A democracia ateniense era vista pelos Atenienses como sendo um
regime construído pelos próprios homens, e não um acidente ou um dom
dos deuses. Uma auto-interpretação política deste género conferia uma
confiança inaudita nas suas próprias possibilidades. Atenas podia
finalmente ser posta em movimento. Podia finalmente ser movimento. É
certo que sabemos como terminou esse movimento. Atenas seria
ingloriamente derrotada na Guerra do Peloponeso. No entanto, é preciso
não esquecer que a democracia imperialista de Atenas seria também a era
de ouro de Péricles, Sócrates, Aristófanes, Fídias e Apolodoro.
Assim, é legítimo inferir que o desenlace da guerra contra os Persas não
foi independente do facto de Atenas ser uma democracia. A deliberação
colectiva sobre a preparação da guerra, a execução da guerra e a
mobilização dos cidadãos devem ser lidas como práticas resultantes da
acção especificamente democrática, irreproduzíveis noutros regimes
políticos. No mesmo sentido, a motivação e a razão para Atenas se
defender, ao invés de se render ao Império Persa, não se reduzia ao puro
desejo de sobrevivência. Era também um desejo de liberdade. Quando os
Gregos enviaram embaixadores a Siracusa para persuadir o tirano Gelão a
juntar-se a Esparta, a Atenas e às demais cidades, apelaram à defesa da
liberdade da Hélade. Note-se que os embaixadores tinham sido enviados
por cidades que não eram democráticas, como Atenas, mas que nem por
isso se interpretavam como negações da liberdade. Esparta era o caso mais
sintomático, como vimos.
Destarte, os enviados gregos convocaram Siracusa, uma tirania patente
governada por um tirano que abominava as classes populares, a juntar-se
aos outros Gregos na defesa da liberdade.
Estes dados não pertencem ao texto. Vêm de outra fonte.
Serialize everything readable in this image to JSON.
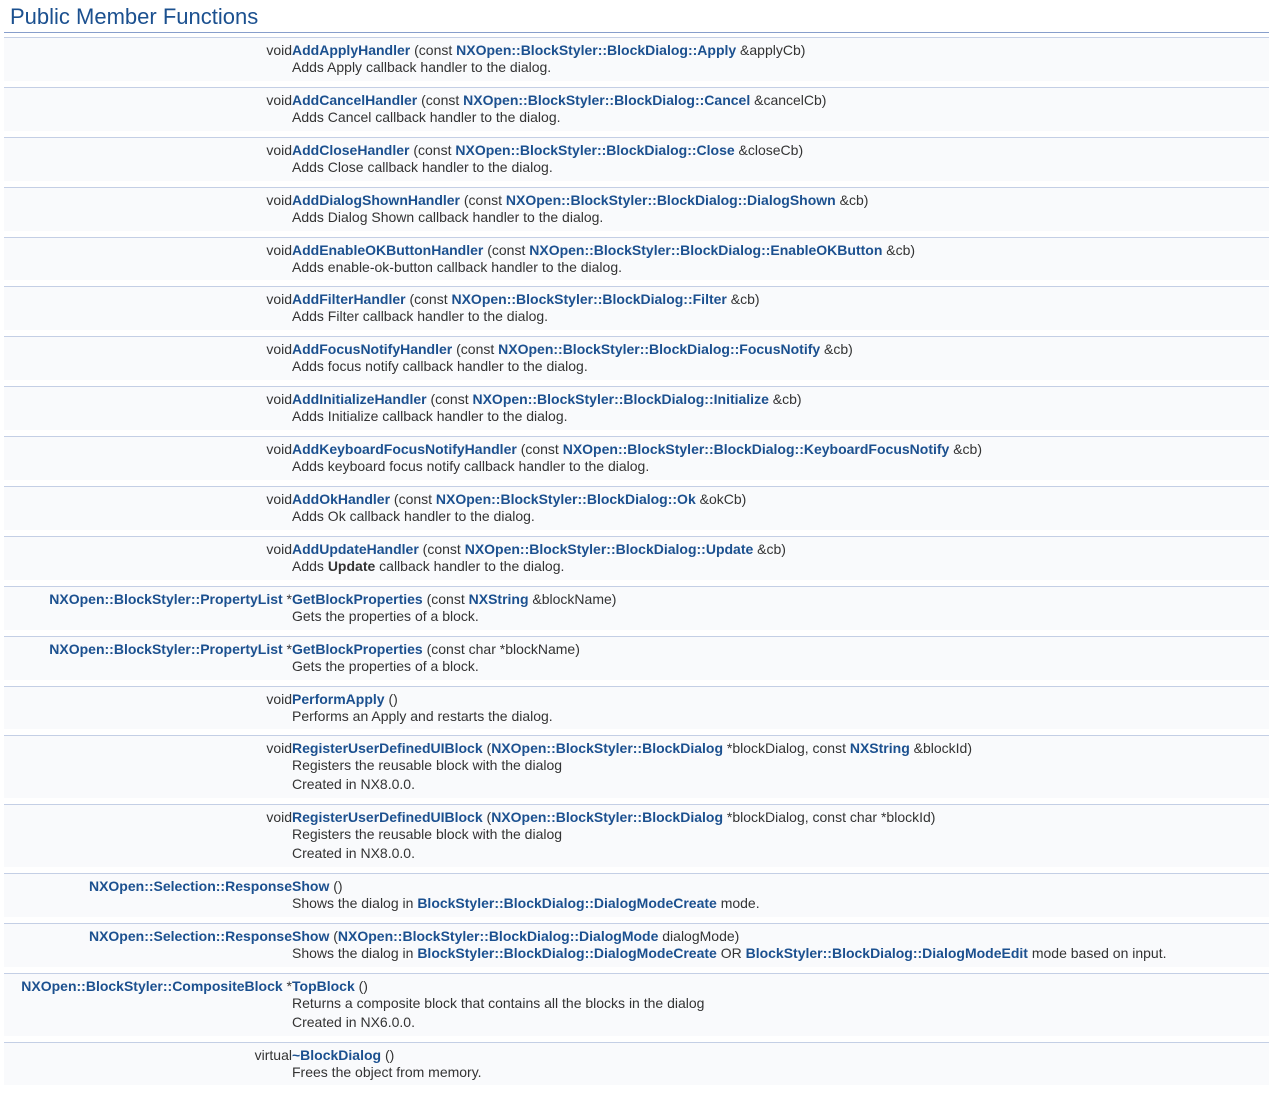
{
  "section_title": "Public Member Functions",
  "members": [
    {
      "ret_parts": [
        {
          "text": "void",
          "link": false
        }
      ],
      "sig_parts": [
        {
          "text": "AddApplyHandler",
          "link": true
        },
        {
          "text": " (const ",
          "link": false
        },
        {
          "text": "NXOpen::BlockStyler::BlockDialog::Apply",
          "link": true
        },
        {
          "text": " &applyCb)",
          "link": false
        }
      ],
      "desc_parts": [
        {
          "text": "Adds Apply callback handler to the dialog.",
          "link": false
        }
      ]
    },
    {
      "ret_parts": [
        {
          "text": "void",
          "link": false
        }
      ],
      "sig_parts": [
        {
          "text": "AddCancelHandler",
          "link": true
        },
        {
          "text": " (const ",
          "link": false
        },
        {
          "text": "NXOpen::BlockStyler::BlockDialog::Cancel",
          "link": true
        },
        {
          "text": " &cancelCb)",
          "link": false
        }
      ],
      "desc_parts": [
        {
          "text": "Adds Cancel callback handler to the dialog.",
          "link": false
        }
      ]
    },
    {
      "ret_parts": [
        {
          "text": "void",
          "link": false
        }
      ],
      "sig_parts": [
        {
          "text": "AddCloseHandler",
          "link": true
        },
        {
          "text": " (const ",
          "link": false
        },
        {
          "text": "NXOpen::BlockStyler::BlockDialog::Close",
          "link": true
        },
        {
          "text": " &closeCb)",
          "link": false
        }
      ],
      "desc_parts": [
        {
          "text": "Adds Close callback handler to the dialog.",
          "link": false
        }
      ]
    },
    {
      "ret_parts": [
        {
          "text": "void",
          "link": false
        }
      ],
      "sig_parts": [
        {
          "text": "AddDialogShownHandler",
          "link": true
        },
        {
          "text": " (const ",
          "link": false
        },
        {
          "text": "NXOpen::BlockStyler::BlockDialog::DialogShown",
          "link": true
        },
        {
          "text": " &cb)",
          "link": false
        }
      ],
      "desc_parts": [
        {
          "text": "Adds Dialog Shown callback handler to the dialog.",
          "link": false
        }
      ]
    },
    {
      "ret_parts": [
        {
          "text": "void",
          "link": false
        }
      ],
      "sig_parts": [
        {
          "text": "AddEnableOKButtonHandler",
          "link": true
        },
        {
          "text": " (const ",
          "link": false
        },
        {
          "text": "NXOpen::BlockStyler::BlockDialog::EnableOKButton",
          "link": true
        },
        {
          "text": " &cb)",
          "link": false
        }
      ],
      "desc_parts": [
        {
          "text": "Adds enable-ok-button callback handler to the dialog.",
          "link": false
        }
      ]
    },
    {
      "ret_parts": [
        {
          "text": "void",
          "link": false
        }
      ],
      "sig_parts": [
        {
          "text": "AddFilterHandler",
          "link": true
        },
        {
          "text": " (const ",
          "link": false
        },
        {
          "text": "NXOpen::BlockStyler::BlockDialog::Filter",
          "link": true
        },
        {
          "text": " &cb)",
          "link": false
        }
      ],
      "desc_parts": [
        {
          "text": "Adds Filter callback handler to the dialog.",
          "link": false
        }
      ]
    },
    {
      "ret_parts": [
        {
          "text": "void",
          "link": false
        }
      ],
      "sig_parts": [
        {
          "text": "AddFocusNotifyHandler",
          "link": true
        },
        {
          "text": " (const ",
          "link": false
        },
        {
          "text": "NXOpen::BlockStyler::BlockDialog::FocusNotify",
          "link": true
        },
        {
          "text": " &cb)",
          "link": false
        }
      ],
      "desc_parts": [
        {
          "text": "Adds focus notify callback handler to the dialog.",
          "link": false
        }
      ]
    },
    {
      "ret_parts": [
        {
          "text": "void",
          "link": false
        }
      ],
      "sig_parts": [
        {
          "text": "AddInitializeHandler",
          "link": true
        },
        {
          "text": " (const ",
          "link": false
        },
        {
          "text": "NXOpen::BlockStyler::BlockDialog::Initialize",
          "link": true
        },
        {
          "text": " &cb)",
          "link": false
        }
      ],
      "desc_parts": [
        {
          "text": "Adds Initialize callback handler to the dialog.",
          "link": false
        }
      ]
    },
    {
      "ret_parts": [
        {
          "text": "void",
          "link": false
        }
      ],
      "sig_parts": [
        {
          "text": "AddKeyboardFocusNotifyHandler",
          "link": true
        },
        {
          "text": " (const ",
          "link": false
        },
        {
          "text": "NXOpen::BlockStyler::BlockDialog::KeyboardFocusNotify",
          "link": true
        },
        {
          "text": " &cb)",
          "link": false
        }
      ],
      "desc_parts": [
        {
          "text": "Adds keyboard focus notify callback handler to the dialog.",
          "link": false
        }
      ]
    },
    {
      "ret_parts": [
        {
          "text": "void",
          "link": false
        }
      ],
      "sig_parts": [
        {
          "text": "AddOkHandler",
          "link": true
        },
        {
          "text": " (const ",
          "link": false
        },
        {
          "text": "NXOpen::BlockStyler::BlockDialog::Ok",
          "link": true
        },
        {
          "text": " &okCb)",
          "link": false
        }
      ],
      "desc_parts": [
        {
          "text": "Adds Ok callback handler to the dialog.",
          "link": false
        }
      ]
    },
    {
      "ret_parts": [
        {
          "text": "void",
          "link": false
        }
      ],
      "sig_parts": [
        {
          "text": "AddUpdateHandler",
          "link": true
        },
        {
          "text": " (const ",
          "link": false
        },
        {
          "text": "NXOpen::BlockStyler::BlockDialog::Update",
          "link": true
        },
        {
          "text": " &cb)",
          "link": false
        }
      ],
      "desc_parts": [
        {
          "text": "Adds ",
          "link": false
        },
        {
          "text": "Update",
          "link": false,
          "bold": true
        },
        {
          "text": " callback handler to the dialog.",
          "link": false
        }
      ]
    },
    {
      "ret_parts": [
        {
          "text": "NXOpen::BlockStyler::PropertyList",
          "link": true
        },
        {
          "text": " *",
          "link": false
        }
      ],
      "sig_parts": [
        {
          "text": "GetBlockProperties",
          "link": true
        },
        {
          "text": " (const ",
          "link": false
        },
        {
          "text": "NXString",
          "link": true
        },
        {
          "text": " &blockName)",
          "link": false
        }
      ],
      "desc_parts": [
        {
          "text": "Gets the properties of a block.",
          "link": false
        }
      ]
    },
    {
      "ret_parts": [
        {
          "text": "NXOpen::BlockStyler::PropertyList",
          "link": true
        },
        {
          "text": " *",
          "link": false
        }
      ],
      "sig_parts": [
        {
          "text": "GetBlockProperties",
          "link": true
        },
        {
          "text": " (const char *blockName)",
          "link": false
        }
      ],
      "desc_parts": [
        {
          "text": "Gets the properties of a block.",
          "link": false
        }
      ]
    },
    {
      "ret_parts": [
        {
          "text": "void",
          "link": false
        }
      ],
      "sig_parts": [
        {
          "text": "PerformApply",
          "link": true
        },
        {
          "text": " ()",
          "link": false
        }
      ],
      "desc_parts": [
        {
          "text": "Performs an Apply and restarts the dialog.",
          "link": false
        }
      ]
    },
    {
      "ret_parts": [
        {
          "text": "void",
          "link": false
        }
      ],
      "sig_parts": [
        {
          "text": "RegisterUserDefinedUIBlock",
          "link": true
        },
        {
          "text": " (",
          "link": false
        },
        {
          "text": "NXOpen::BlockStyler::BlockDialog",
          "link": true
        },
        {
          "text": " *blockDialog, const ",
          "link": false
        },
        {
          "text": "NXString",
          "link": true
        },
        {
          "text": " &blockId)",
          "link": false
        }
      ],
      "desc_parts": [
        {
          "text": "Registers the reusable block with the dialog",
          "link": false,
          "br": true
        },
        {
          "text": "Created in NX8.0.0.",
          "link": false
        }
      ]
    },
    {
      "ret_parts": [
        {
          "text": "void",
          "link": false
        }
      ],
      "sig_parts": [
        {
          "text": "RegisterUserDefinedUIBlock",
          "link": true
        },
        {
          "text": " (",
          "link": false
        },
        {
          "text": "NXOpen::BlockStyler::BlockDialog",
          "link": true
        },
        {
          "text": " *blockDialog, const char *blockId)",
          "link": false
        }
      ],
      "desc_parts": [
        {
          "text": "Registers the reusable block with the dialog",
          "link": false,
          "br": true
        },
        {
          "text": "Created in NX8.0.0.",
          "link": false
        }
      ]
    },
    {
      "ret_parts": [
        {
          "text": "NXOpen::Selection::Response",
          "link": true
        }
      ],
      "sig_parts": [
        {
          "text": "Show",
          "link": true
        },
        {
          "text": " ()",
          "link": false
        }
      ],
      "desc_parts": [
        {
          "text": "Shows the dialog in ",
          "link": false
        },
        {
          "text": "BlockStyler::BlockDialog::DialogModeCreate",
          "link": true
        },
        {
          "text": " mode.",
          "link": false
        }
      ]
    },
    {
      "ret_parts": [
        {
          "text": "NXOpen::Selection::Response",
          "link": true
        }
      ],
      "sig_parts": [
        {
          "text": "Show",
          "link": true
        },
        {
          "text": " (",
          "link": false
        },
        {
          "text": "NXOpen::BlockStyler::BlockDialog::DialogMode",
          "link": true
        },
        {
          "text": " dialogMode)",
          "link": false
        }
      ],
      "desc_parts": [
        {
          "text": "Shows the dialog in ",
          "link": false
        },
        {
          "text": "BlockStyler::BlockDialog::DialogModeCreate",
          "link": true
        },
        {
          "text": " OR ",
          "link": false
        },
        {
          "text": "BlockStyler::BlockDialog::DialogModeEdit",
          "link": true
        },
        {
          "text": " mode based on input.",
          "link": false
        }
      ]
    },
    {
      "ret_parts": [
        {
          "text": "NXOpen::BlockStyler::CompositeBlock",
          "link": true
        },
        {
          "text": " *",
          "link": false
        }
      ],
      "sig_parts": [
        {
          "text": "TopBlock",
          "link": true
        },
        {
          "text": " ()",
          "link": false
        }
      ],
      "desc_parts": [
        {
          "text": "Returns a composite block that contains all the blocks in the dialog",
          "link": false,
          "br": true
        },
        {
          "text": "Created in NX6.0.0.",
          "link": false
        }
      ]
    },
    {
      "ret_parts": [
        {
          "text": "virtual",
          "link": false
        }
      ],
      "sig_parts": [
        {
          "text": "~BlockDialog",
          "link": true
        },
        {
          "text": " ()",
          "link": false
        }
      ],
      "desc_parts": [
        {
          "text": "Frees the object from memory.",
          "link": false
        }
      ]
    }
  ]
}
Da liberdade de Siracusa
também? Na verdade, o perigo que os enviados invocaram para sublinhar
o interesse de Siracusa em se juntar à força militar não foi o da perda da
liberdade. Esse seria o perigo para Esparta e Atenas. Era mais conforme
com a situação política siracusana, e com o interesse do seu governante, a
protecção contra o perigo de, uma vez caída a Hélade no Oriente, ser uma
questão de tempo até o Império Persa chegar à Hélade do Ocidente. Com
o tirano Gelão apelou-se ao interesse próprio da sobrevivência política,
não ao desejo de liberdade.237 E com razão. Gelão não seria sensível a
qualquer apelo à defesa da liberdade.
Gelão era um tirano. Mas Esparta, desde sempre, e Atenas, com a
democracia, abominavam a tirania. Depois de Salamina, o persa
Mardónio, em nome do imperador, tentou aliciar Atenas com vista a partir
a aliança dos Gregos. Prometeu-lhes as suas terras, a sua autonomia e até
ajuda para reconstruir os templos destruídos e, no fundo, a amizade
política do império. Os Atenienses recusariam a oferta da Pérsia. Aos
Espartanos, inquietos com a perspectiva de perderem Atenas para o lado
persa, e assim, após tantos sacríficos, arriscarem perder a guerra, os
Atenienses tranquilizaram-nos com a garantia de que não haveria paz com
quem tinha destruído os templos sagrados e ofendido os seus deuses.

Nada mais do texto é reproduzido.